I am a big fan of sorting activities to help my students learn new concepts. I have created several “card games”1 for nomenclature, identifying chemical and physical changes and properties. These sorting games help students learn new concepts or practice difficult skills, like naming acids. The article “Learning By Sorting” by Michael Lovrencic and Laurie Vena in The Science Teacher, February, 2014 gives a nice explanation of the technique.

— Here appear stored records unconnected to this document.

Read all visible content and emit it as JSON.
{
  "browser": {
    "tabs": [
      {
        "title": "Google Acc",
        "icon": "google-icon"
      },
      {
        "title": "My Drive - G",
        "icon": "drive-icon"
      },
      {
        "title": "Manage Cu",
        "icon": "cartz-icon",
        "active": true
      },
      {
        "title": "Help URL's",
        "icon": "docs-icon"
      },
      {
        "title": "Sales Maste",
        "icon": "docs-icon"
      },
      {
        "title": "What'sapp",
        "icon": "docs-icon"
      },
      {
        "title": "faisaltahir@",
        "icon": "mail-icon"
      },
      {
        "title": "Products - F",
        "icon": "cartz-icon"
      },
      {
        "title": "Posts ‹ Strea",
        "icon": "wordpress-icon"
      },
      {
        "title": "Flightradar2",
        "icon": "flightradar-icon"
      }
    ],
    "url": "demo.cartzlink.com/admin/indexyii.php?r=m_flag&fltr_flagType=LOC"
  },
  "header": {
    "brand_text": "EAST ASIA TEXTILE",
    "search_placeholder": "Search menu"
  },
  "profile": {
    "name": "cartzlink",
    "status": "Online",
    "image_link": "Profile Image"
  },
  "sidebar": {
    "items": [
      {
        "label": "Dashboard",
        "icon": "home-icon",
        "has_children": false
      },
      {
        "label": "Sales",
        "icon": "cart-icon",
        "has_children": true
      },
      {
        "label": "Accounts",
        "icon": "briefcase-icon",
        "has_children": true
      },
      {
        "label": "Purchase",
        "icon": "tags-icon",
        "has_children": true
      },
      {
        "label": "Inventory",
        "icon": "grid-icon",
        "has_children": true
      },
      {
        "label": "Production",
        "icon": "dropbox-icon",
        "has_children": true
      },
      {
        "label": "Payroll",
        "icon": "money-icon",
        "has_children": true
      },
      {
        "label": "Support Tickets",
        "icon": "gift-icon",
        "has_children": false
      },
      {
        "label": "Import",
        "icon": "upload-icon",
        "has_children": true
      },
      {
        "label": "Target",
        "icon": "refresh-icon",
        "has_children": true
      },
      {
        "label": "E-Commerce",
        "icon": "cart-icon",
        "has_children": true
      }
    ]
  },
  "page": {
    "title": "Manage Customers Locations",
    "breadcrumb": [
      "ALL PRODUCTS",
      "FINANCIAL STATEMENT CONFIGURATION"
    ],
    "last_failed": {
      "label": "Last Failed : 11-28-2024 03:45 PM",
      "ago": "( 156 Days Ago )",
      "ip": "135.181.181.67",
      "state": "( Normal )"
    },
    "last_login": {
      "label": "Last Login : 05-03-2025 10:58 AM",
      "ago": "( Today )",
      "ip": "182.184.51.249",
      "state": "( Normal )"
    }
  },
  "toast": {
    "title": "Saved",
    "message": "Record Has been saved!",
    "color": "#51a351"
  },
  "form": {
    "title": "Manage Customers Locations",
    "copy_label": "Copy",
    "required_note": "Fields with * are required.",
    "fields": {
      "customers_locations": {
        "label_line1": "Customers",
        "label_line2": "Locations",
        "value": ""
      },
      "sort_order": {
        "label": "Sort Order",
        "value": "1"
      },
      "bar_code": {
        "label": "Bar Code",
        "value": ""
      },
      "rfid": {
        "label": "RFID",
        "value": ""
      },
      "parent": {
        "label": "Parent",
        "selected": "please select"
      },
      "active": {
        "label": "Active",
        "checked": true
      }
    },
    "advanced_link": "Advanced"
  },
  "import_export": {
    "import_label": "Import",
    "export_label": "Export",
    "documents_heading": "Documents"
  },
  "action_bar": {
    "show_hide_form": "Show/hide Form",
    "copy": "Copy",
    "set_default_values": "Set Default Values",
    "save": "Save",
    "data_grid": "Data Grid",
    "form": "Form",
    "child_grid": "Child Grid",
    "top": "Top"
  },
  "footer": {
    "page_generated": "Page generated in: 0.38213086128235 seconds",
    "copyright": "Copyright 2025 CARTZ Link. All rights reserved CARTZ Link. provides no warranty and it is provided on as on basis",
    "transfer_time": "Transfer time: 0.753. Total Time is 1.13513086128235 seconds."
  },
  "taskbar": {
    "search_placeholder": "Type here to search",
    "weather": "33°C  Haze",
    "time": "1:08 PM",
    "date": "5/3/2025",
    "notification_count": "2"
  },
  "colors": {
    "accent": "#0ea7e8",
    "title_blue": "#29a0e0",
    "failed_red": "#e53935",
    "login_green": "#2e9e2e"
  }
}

This year I decided to add a sorting activity for the development of the atomic model to my repertoire. The traditional atomic model lesson boils down to a vocabulary-heavy history lesson. Even with a cathode ray tube demonstration and a PhEt simulation2 of the gold foil experiment, it is hard for students to understand the important points of the story. In an effort to make this lesson more student-centered, I've moved the content delivery portion to a homework video the night before they do the sorting activity. In class, I placed pictures of the five atomic models around the room. Each student received a set of two or three cards with terms, phrases or names that relate to one of the models. The first challenge was for each student to identify the model that fit their set of cards. Once the students have gathered around the model, they then worked in a group to sort his or her cards and generate an explanation of the words, phrases and names on the cards for their model. Groups had about fifteen minutes to discuss their model and plan for their presentation. Each group explained their atomic model to the whole class, starting with Dalton and working in chronological order through the plum pudding model, the nuclear model, the Bohr model and finally the quantum model. After the presentations,
I showed the kids the cathode ray tube and then we worked with the Rutherford Scattering PhET simulation.3
The final event of the day was an overview where each group had a full set of the atomic model cards to sort. Although they knew the ones from their presentation, they needed this chance to think through the other important discoveries and scientists associated with the whole picture. I was pleased with the outcome of this sorting lesson: shifting the learning into my students’ hands with the card sorting and the class presentation. The more interactive lesson made the atomic model more accessible to students. The small group activity generated thoughtful discussions as they tried to piece together the facts and explain the experiments that led to new discoveries.
Dalton's atomic model didn't really come with a picture of the atom; I had to ad-lib a little.
Discussing plum pudding model
It's hard for kids to believe that the plum pudding model was the best explanation at that point in history.
The nuclear atom model was a result of the gold foil experiment.
Presenting the Bohr model.
The quantum model of the atom proved difficult to draw.